# Thread: Symbolic Logic proof problem

1. ## Symbolic Logic proof problem

Hello, I am having a good deal of trouble solving this using the natural deduction rules. If someone could help me by showing the steps involved, that would be great. The argument is as follows: (x)(Fx ⊃(Gx • (y)Hy)) (Therefore) (∃y)(x)(Fx ⊃(Gx •Hy)) The nested y variable is confusing me, and I am not really sure how to go about solving this one using UI, EG, etc.
Btw, the methods that need to be used are those found in Copi's book, using the rules of inference, replacement, and quantification.

2. ## Re: Symbolic Logic proof problem

I'm not totally familiar with the notation you are using. Does the bullet • mean AND (conjunction) or OR (disjunction)? I believe the argument is invalid whether or not your • means AND or OR.

This is what I think the argument is:

Premise: For all x, if Fx, then it is the case that Gx OR/AND for all y, Hy.
Conclusion: There exists y such that for all x, if Fx, then it is the case that Gx OR/AND Hy.

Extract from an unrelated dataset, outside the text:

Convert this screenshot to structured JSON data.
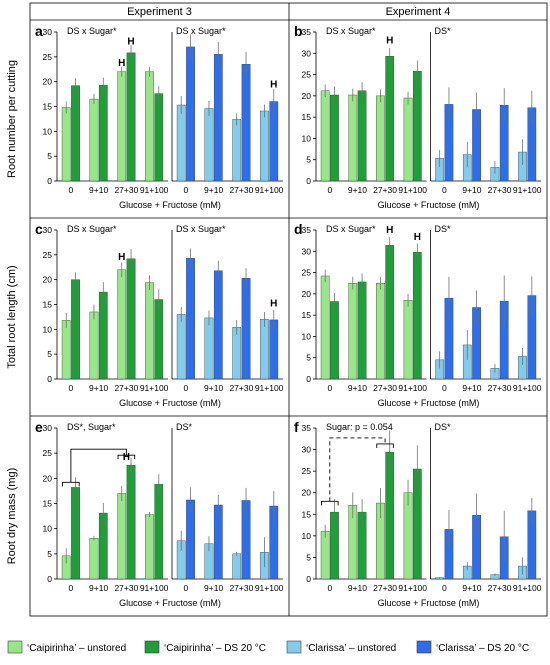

In order to show that the argument is not valid, we have to find one instance in which the premise is true but the conclusion is false. If we take the statement "for all x, if Fx" to be true and the statement "for all y, Hy" to be false, then we can see that the conclusion is obviously false whereas the premise is vacuously true. This shows that the argument is untenable.

3. ## Re: Symbolic Logic proof problem

Originally Posted by Sylvia104
I'm not totally familiar with the notation you are using. Does the bullet • mean AND (conjunction) or OR (disjunction)?
The bullet (unfortunately) means conjunction in "Introduction to Logic" by I. Copi and C. Cohen.

Originally Posted by Sylvia104
If we take the statement "for all x, if Fx" to be true and the statement "for all y, Hy" to be false, then we can see that the conclusion is obviously false whereas the premise is vacuously true.
The premise is also false in this case. The original argument is valid, but only in nonempty models because it involves showing that (y)Hy ⊃ (∃y)Hy.